Equal Error Rate (EER) Implementation for Nkululeko

Overview

This implementation adds Equal Error Rate (EER) as a metric for binary classification tasks in nkululeko, addressing issue in https://github.com/bagustris/nkululeko/issues/15. EER is particularly useful for biometric systems and deepfake detection tasks like the Fake-or-Real (FoR) dataset.

What is EER?

Equal Error Rate (EER) is the point where the False Acceptance Rate (FAR) equals the False Rejection Rate (FRR) in a binary classification system. It’s commonly used in:

  • Biometric authentication systems

  • Speaker verification

  • Deepfake/synthetic speech detection

  • Security systems

Lower EER values indicate better performance (range: 0-1, where 0 is perfect).

Implementation Details

Files Modified

  1. nkululeko/reporting/reporter.py

    • Added equal_error_rate() function

    • Updated _set_metric() to support EER

    • Modified _get_test_result() to calculate EER

    • Updated __init__() to compute both EER and UAR when EER is selected

    • Modified plotting functions to display both EER and UAR

  2. ini_file.md

    • Updated documentation for the measure parameter

    • Added EER as an option for classification tasks

New Files Created

  1. tests/test_eer.py

    • Unit tests for EER calculation

    • Validates EER with different classification scenarios

  2. data/for-2sec/exp_eer.ini

    • Example configuration using EER metric

    • Demonstrates usage with FoR-2sec deepfake detection dataset

Usage

In Configuration Files

Add the following to your INI file’s [MODEL] section:

[MODEL]
type = xgb  # or any classifier
measure = eer

Example

See data/for-2sec/exp_eer.ini for a complete example:

python -m nkululeko.nkululeko --config data/for-2sec/exp_eer.ini

Key Features

  1. Dual Reporting: When EER is selected as the measure, both EER and UAR are reported

  2. Confidence Intervals: EER is calculated with bootstrap confidence intervals (same as other metrics)

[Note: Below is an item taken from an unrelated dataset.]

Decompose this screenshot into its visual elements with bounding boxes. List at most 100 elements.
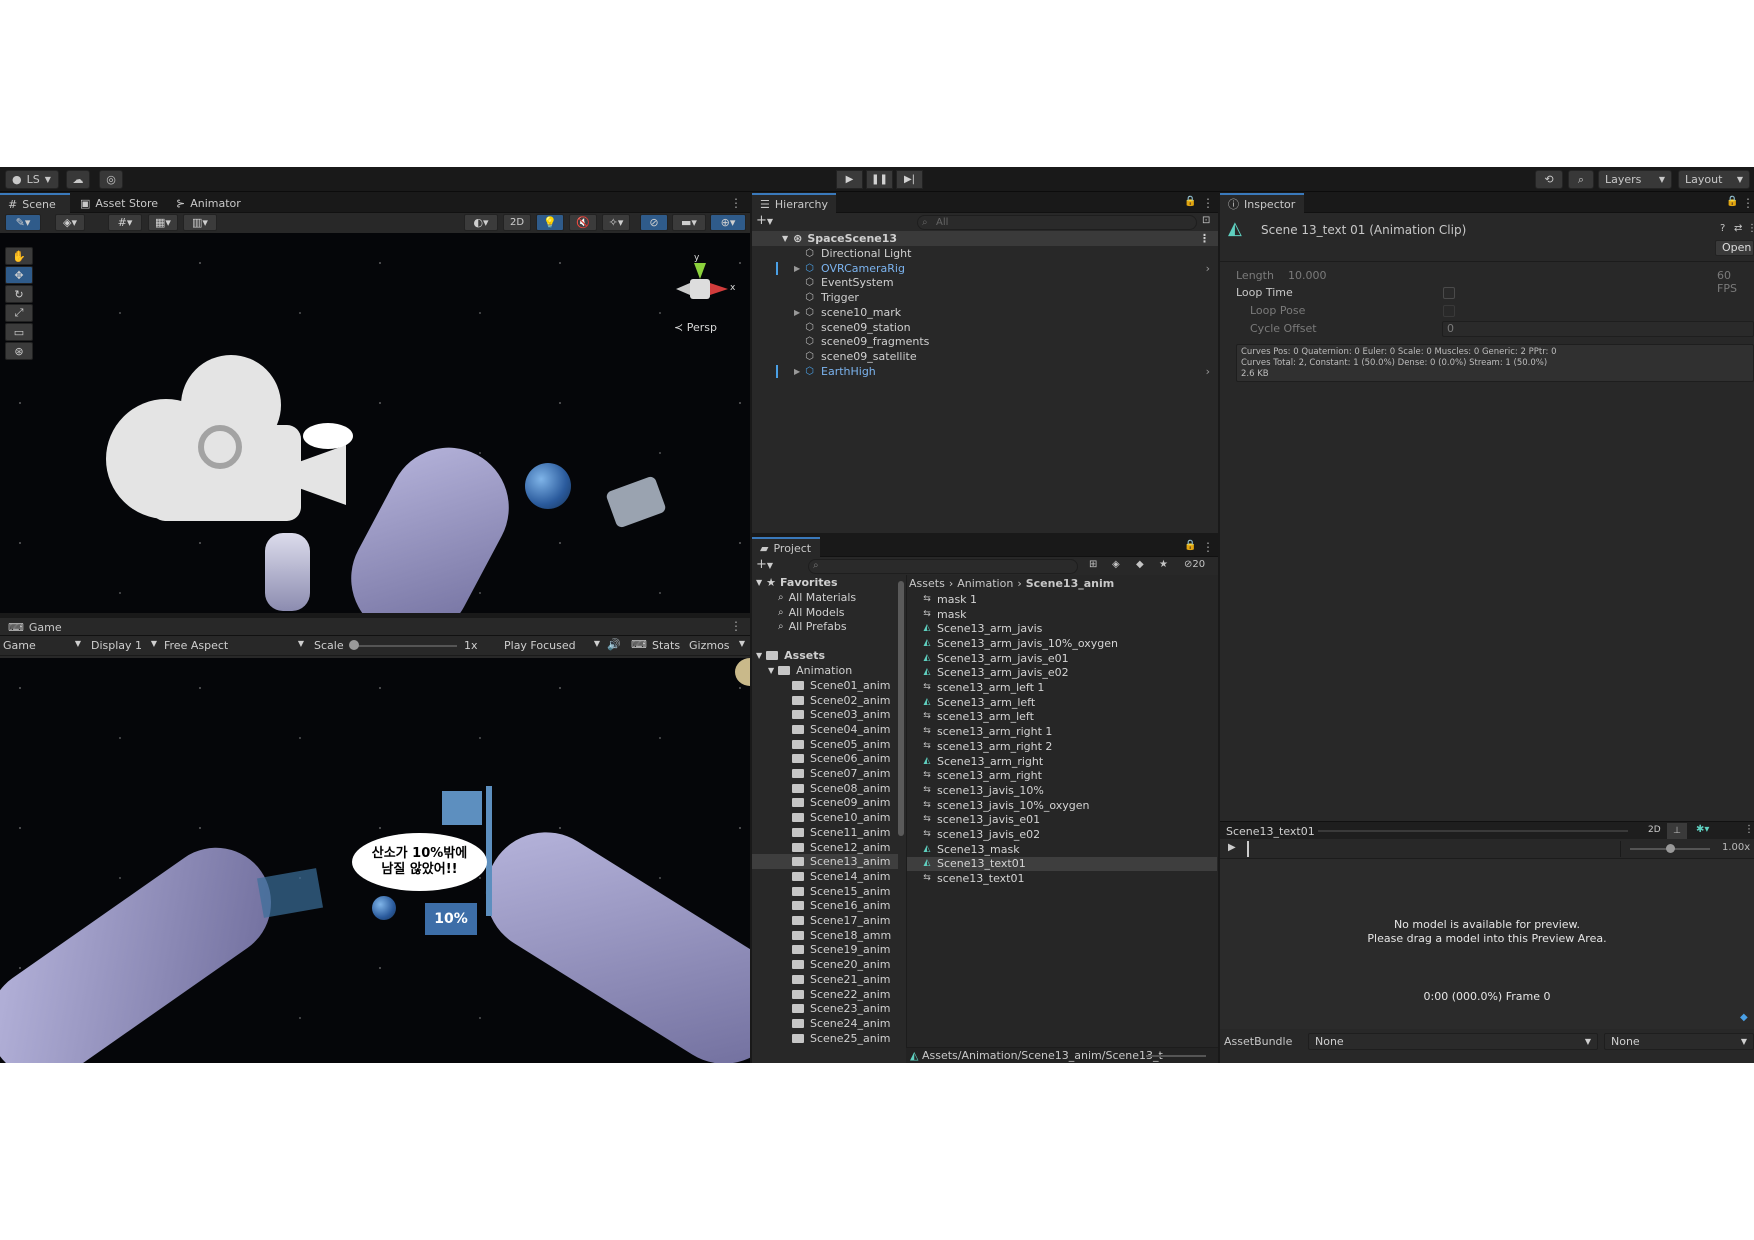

  3. Probability-Based: EER uses class probabilities when available for accurate calculation

  4. Fallback Handling: Gracefully handles cases where probabilities are not available

Output Format

When using EER, the output will show:

Confusion matrix result for epoch: 0, EER: 0.123, (+-0.015/0.018), UAR: 0.876, ACC: 0.892

Confusion matrix plots will display both EER and UAR in the title.

Testing

Run the unit tests:

PYTHONPATH=/home/bagus/github/nkululeko:$PYTHONPATH python tests/test_eer.py

Technical Notes

  • EER requires binary classification (2 classes)

  • Best used with models that output probabilities (SVM with probability=True, XGBoost, neural networks)

  • The implementation finds the threshold where FAR = FRR by minimizing |FAR - FRR|

  • Returns the average of FAR and FNR at the optimal threshold

References

  • TorchMetrics EER: https://lightning.ai/docs/torchmetrics/stable/classification/eer.html

  • Issue #15: https://github.com/bagustris/nkululeko/issues/15

Future Enhancements

Potential improvements:

  • Support for multi-class EER (one-vs-rest)

  • ROC curve plotting with EER threshold marked

  • DET (Detection Error Tradeoff) curve visualization